The most complete open-source tool for Twitter intelligence analysis
tinfoleak is an open-source tool within the OSINT (Open Source Intelligence) and SOCMINT (Social Media Intelligence) disciplines, that automates the extraction of information on Twitter and facilitates subsequent analysis for the generation of intelligence. Taking a user identifier, geographic coordinates or keywords, tinfoleak analyzes the Twitter timeline to extract great volumes of data and show useful and structured information to the intelligence analyst.
tinfoleak can extract the following information:
- Account info / User Activity / Protected Accounts / User Relations
- Source Applications / User Devices / Use Frequency
- Hashtags / Mentions / Likes
- Text Analysis / Words Frequency / Media / Metadata
- User Visited Places / User Routes / User Top Locations
- Social Networks / Digital Identities
- Geolocated Users / Tagged Users
- Followers / Friends
- Lists / Collections
Above is the opening screen. Below is a basic configuration searching for my twitter handle. Be careful, as the Twitter API is very sensitive. I suggest running several different scans on your target, selecting different criteria — don’t forget to change the name of your output file.

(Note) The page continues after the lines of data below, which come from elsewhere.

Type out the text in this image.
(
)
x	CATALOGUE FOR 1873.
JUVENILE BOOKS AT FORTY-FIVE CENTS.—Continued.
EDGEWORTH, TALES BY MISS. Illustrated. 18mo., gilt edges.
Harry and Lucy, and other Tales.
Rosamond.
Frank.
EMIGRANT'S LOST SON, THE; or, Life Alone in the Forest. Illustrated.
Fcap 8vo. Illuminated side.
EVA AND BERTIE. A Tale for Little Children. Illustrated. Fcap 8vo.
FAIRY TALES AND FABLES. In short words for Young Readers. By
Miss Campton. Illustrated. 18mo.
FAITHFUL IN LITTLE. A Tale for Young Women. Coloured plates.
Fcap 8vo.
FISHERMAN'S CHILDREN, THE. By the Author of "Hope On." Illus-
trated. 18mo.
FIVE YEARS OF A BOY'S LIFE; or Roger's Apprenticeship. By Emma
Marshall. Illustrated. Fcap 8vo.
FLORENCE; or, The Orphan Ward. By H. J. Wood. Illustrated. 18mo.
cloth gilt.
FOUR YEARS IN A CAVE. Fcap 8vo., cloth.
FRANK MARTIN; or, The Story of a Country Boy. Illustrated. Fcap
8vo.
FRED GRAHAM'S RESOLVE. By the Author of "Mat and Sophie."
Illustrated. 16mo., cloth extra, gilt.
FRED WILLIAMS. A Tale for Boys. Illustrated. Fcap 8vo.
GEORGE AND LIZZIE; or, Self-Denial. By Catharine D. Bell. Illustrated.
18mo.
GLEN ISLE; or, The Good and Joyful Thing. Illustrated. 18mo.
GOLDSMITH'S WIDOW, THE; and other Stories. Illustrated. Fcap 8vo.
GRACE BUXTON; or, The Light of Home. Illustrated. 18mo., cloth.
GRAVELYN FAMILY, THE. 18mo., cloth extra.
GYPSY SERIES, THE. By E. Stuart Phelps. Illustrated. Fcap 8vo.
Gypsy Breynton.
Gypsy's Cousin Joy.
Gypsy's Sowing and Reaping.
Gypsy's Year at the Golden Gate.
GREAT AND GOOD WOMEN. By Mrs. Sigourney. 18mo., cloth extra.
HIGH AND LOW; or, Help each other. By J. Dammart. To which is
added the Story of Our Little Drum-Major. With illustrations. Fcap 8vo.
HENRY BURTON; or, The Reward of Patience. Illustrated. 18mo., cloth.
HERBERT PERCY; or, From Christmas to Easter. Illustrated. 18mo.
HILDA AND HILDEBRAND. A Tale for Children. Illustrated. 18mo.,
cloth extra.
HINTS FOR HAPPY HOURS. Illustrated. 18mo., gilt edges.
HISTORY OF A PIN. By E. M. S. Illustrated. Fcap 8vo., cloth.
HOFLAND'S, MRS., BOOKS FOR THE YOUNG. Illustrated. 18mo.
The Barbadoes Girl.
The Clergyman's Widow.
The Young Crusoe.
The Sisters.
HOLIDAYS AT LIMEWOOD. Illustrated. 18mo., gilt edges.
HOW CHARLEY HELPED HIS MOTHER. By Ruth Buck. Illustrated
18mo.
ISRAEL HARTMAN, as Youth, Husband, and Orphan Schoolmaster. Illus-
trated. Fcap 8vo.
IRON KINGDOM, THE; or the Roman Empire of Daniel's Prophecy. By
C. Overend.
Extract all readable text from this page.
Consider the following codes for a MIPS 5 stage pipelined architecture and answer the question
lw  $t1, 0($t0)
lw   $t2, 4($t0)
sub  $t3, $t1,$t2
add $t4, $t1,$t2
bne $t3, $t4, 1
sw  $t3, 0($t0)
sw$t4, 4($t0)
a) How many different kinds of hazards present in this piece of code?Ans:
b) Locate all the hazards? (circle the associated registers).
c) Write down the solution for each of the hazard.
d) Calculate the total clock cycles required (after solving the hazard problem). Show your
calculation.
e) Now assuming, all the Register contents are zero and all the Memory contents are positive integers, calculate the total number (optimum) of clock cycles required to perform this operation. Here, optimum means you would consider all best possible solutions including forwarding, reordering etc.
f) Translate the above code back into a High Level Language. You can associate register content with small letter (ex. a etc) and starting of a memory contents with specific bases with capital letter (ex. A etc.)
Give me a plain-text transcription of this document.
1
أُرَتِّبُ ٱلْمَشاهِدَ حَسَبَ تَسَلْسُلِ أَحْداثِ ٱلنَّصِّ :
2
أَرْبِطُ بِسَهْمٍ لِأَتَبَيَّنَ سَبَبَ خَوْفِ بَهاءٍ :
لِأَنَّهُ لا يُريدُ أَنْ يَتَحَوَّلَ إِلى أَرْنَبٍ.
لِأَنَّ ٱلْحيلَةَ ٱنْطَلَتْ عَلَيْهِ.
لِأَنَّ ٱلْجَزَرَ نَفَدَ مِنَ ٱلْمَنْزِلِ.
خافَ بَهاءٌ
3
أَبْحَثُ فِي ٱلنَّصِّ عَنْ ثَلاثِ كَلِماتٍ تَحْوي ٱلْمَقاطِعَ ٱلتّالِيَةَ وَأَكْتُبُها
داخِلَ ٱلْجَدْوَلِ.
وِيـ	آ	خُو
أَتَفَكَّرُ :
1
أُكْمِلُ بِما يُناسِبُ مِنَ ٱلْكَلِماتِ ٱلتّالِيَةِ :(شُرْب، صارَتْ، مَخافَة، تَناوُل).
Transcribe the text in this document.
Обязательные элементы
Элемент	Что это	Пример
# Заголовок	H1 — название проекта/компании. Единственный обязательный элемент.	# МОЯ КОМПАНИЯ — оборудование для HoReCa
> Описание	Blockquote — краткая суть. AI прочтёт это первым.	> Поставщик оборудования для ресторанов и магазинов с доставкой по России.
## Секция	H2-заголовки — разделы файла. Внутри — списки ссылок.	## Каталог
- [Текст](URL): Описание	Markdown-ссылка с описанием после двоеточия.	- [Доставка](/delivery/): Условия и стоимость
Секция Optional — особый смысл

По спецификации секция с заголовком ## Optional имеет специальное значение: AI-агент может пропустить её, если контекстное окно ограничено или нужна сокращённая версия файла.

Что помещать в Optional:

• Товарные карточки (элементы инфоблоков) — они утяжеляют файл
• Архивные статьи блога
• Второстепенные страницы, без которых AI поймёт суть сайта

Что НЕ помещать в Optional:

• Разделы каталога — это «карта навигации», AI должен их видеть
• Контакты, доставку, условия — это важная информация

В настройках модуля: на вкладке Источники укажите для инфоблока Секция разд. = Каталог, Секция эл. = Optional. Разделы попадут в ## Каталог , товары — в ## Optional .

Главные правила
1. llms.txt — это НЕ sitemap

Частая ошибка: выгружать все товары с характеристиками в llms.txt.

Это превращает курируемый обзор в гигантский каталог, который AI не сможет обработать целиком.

Here are some shots of the output HTML file. This is just a short report, but as you will be able to see, the report can turn out pretty long if you were to enable everything and request 50 of every thing selected.
Each of the below buttons across the top are hot links to each section which represents each configuration option you enable. Again, you have to be careful with the Twitter API. There is a ton of data flowing through it and it will crash the application if too much data is requested at once. Split your searches and name your output files to match what is searched.
From a user we can get all this information:
- Basic information of the account
- Identification of devices, operating systems, applications and social networks used
- Themes on which the user thinks
- Highest activity time zones, sleep schedules
- User contacts and relationships between them (friends, family, colleagues …)
- User opinion on specific topics
- Download of published images
- Geolocation of tweets (including photographs)
- Identification of habitual residence, place of work and other relevant locations
- Predicting future locations
- Analysis of metadata
- Themes related to a keyword
From the coordinates:
- Users who were in the area, on a specific day and time
- Images and videos of events and events
From the Global Time Line
- Tweets on specific topics that were published on a specific date or period
As you see with all this information it is easy to reach goals we set for learning about a target.